My (untested) guess at how a uarch might implement it: insert the newly-loaded NT line into the cache at the LRU position, instead of at the usual MRU position. (See this article about IvB's adaptive L3 policy for a related idea.) So streaming-loads of a giant array might only pollute one "way" of set-associative caches. (TODO: test this theory!)

Also, if you are using it on WC memory (e.g. copying from video RAM, like in this Intel guide):

Because the WC protocol uses a weakly-ordered memory consistency model, an MFENCE or locked instruction should be used in conjunction with MOVNTDQA instructions if multiple processors might reference the same WC memory locations or in order to synchronize reads of a processor with writes by other agents in the system.

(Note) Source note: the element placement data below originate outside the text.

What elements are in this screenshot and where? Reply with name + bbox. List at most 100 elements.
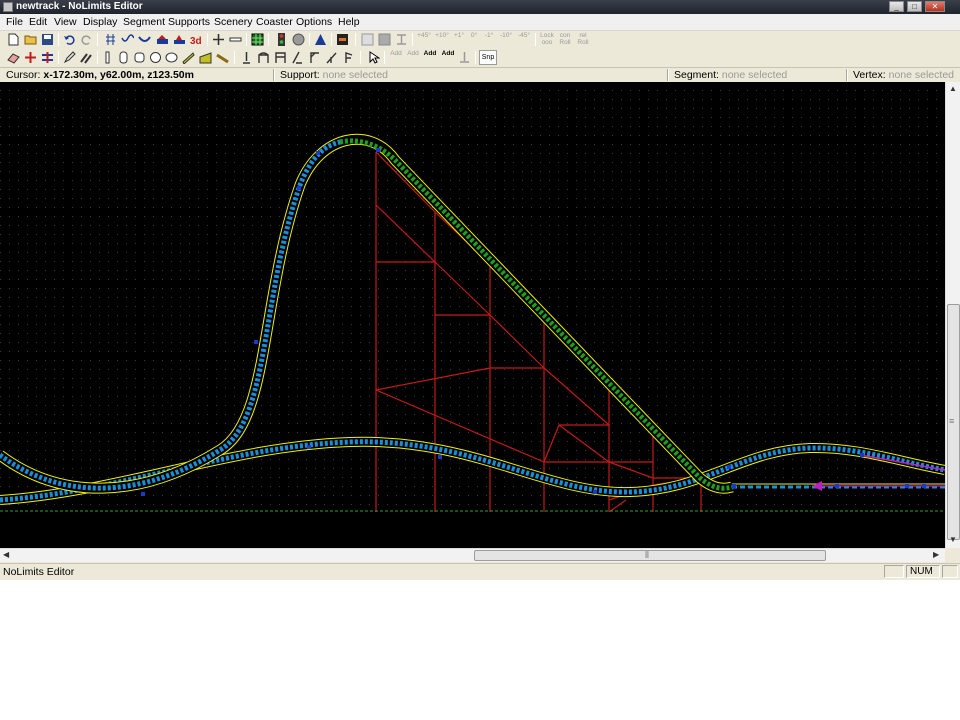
zoom-in-icon[interactable] <box>211 32 226 47</box>
view-side-icon[interactable] <box>377 32 392 47</box>
double-pencil-icon[interactable] <box>79 50 94 65</box>
scroll-up-icon[interactable]: ▲ <box>949 83 957 95</box>
footer-icon[interactable] <box>239 50 254 65</box>
close-button[interactable]: ✕ <box>925 1 945 12</box>
tall-support-icon[interactable] <box>341 50 356 65</box>
menu-edit[interactable]: Edit <box>29 16 47 29</box>
svg-text:3d: 3d <box>190 36 202 46</box>
menu-supports[interactable]: Supports <box>168 16 210 29</box>
vertical-scrollbar[interactable]: ▲ ≡ ▼ <box>945 82 960 548</box>
curve-track-icon[interactable] <box>120 32 135 47</box>
view-front-icon[interactable] <box>360 32 375 47</box>
save-icon[interactable] <box>40 32 55 47</box>
cylinder-wide-icon[interactable] <box>148 50 163 65</box>
segment-label: Segment: <box>674 69 719 81</box>
rel-roll-button[interactable]: rel Roll <box>575 32 591 47</box>
cylinder-icon[interactable] <box>132 50 147 65</box>
menu-options[interactable]: Options <box>296 16 332 29</box>
con-roll-button[interactable]: con Roll <box>557 32 573 47</box>
toolbar-separator <box>268 33 269 46</box>
select-cursor-icon[interactable] <box>366 50 381 65</box>
add-node-button[interactable]: Add <box>388 50 404 65</box>
scroll-down-icon[interactable]: ▼ <box>949 534 957 546</box>
cylinder-tall-icon[interactable] <box>116 50 131 65</box>
brake-icon[interactable] <box>172 32 187 47</box>
beam-icon[interactable] <box>181 50 196 65</box>
join-segment-icon[interactable] <box>40 50 55 65</box>
support-value: none selected <box>322 69 389 81</box>
app-icon <box>3 2 13 12</box>
traffic-light-icon[interactable] <box>274 32 289 47</box>
toolbar-separator <box>360 51 361 64</box>
tilt-minus45-button[interactable]: -45° <box>516 32 532 47</box>
main-toolbar: 3d +45° +10° +1° 0° -1° -10° -45° Lock o… <box>0 31 960 48</box>
menu-view[interactable]: View <box>54 16 77 29</box>
ramp-icon[interactable] <box>198 50 213 65</box>
toolbar-separator <box>58 51 59 64</box>
catwalk-icon[interactable] <box>215 50 230 65</box>
tilt-zero-button[interactable]: 0° <box>468 32 480 47</box>
horizontal-scrollbar[interactable]: ◀ ⦀ ▶ <box>0 548 945 562</box>
view-top-icon[interactable] <box>394 32 409 47</box>
toolbar-separator <box>355 33 356 46</box>
track-rails-icon[interactable] <box>103 32 118 47</box>
status-cell-end <box>942 565 958 578</box>
scroll-right-icon[interactable]: ▶ <box>933 549 939 561</box>
ground-anchor-icon[interactable] <box>457 50 472 65</box>
segment-readout: Segment: none selected <box>674 69 787 81</box>
menu-display[interactable]: Display <box>83 16 117 29</box>
cursor-value: x-172.30m, y62.00m, z123.50m <box>43 69 194 81</box>
lean-support-icon[interactable] <box>290 50 305 65</box>
tilt-minus10-button[interactable]: -10° <box>498 32 514 47</box>
angled-support-icon[interactable] <box>324 50 339 65</box>
side-view-drawing[interactable] <box>0 82 945 548</box>
cursor-label: Cursor: <box>6 69 41 81</box>
tilt-plus45-button[interactable]: +45° <box>416 32 432 47</box>
scroll-left-icon[interactable]: ◀ <box>3 549 9 561</box>
dip-track-icon[interactable] <box>137 32 152 47</box>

That doesn't spell out how it should be used, though. Maybe only writers need to fence? And I'm not totally sure why they say MFENCE rather than SFENCE or LFENCE. Maybe they're talking about a write-to-device-memory, read-from-device-memory situation where stores have to be ordered with respect to loads (StoreLoad barrier), not just with each other (StoreStore barrier).

I searched in Vol3 for movntdqa, and didn't get any hits (in the whole pdf). 3 hits for movntdq: All the discussion of weak ordering and memory types only talks about stores. Note that LFENCE was introduced long before SSE4.1. Presumably it's useful for something, but IDK what. For load ordering, probably only with WC memory, but I haven't read up on when that would be useful.

See also: Non-temporal loads and the hardware prefetcher, do they work together?

LFENCE appears to be more than just a LoadLoad barrier for weakly-ordered loads: it orders other instructions too. (Not the global-visibility of stores, though, just their local execution).

From Intel's insn ref manual:

Specifically, LFENCE does not execute until all prior instructions have completed locally, and no later instruc- tion begins execution until LFENCE completes.
Instructions following an LFENCE may be fetched from memory before the LFENCE, but they will not execute until the LFENCE completes.

The entry for rdtsc suggests using LFENCE;RDTSC to prevent it from executing ahead of previous instructions, when RDTSCP isn't available (and the weaker ordering guarantee is ok: rdtscp doesn't stop following instructions from executing ahead of it). (CPUID is a common suggestion for a serializing the instruction stream around rdtsc).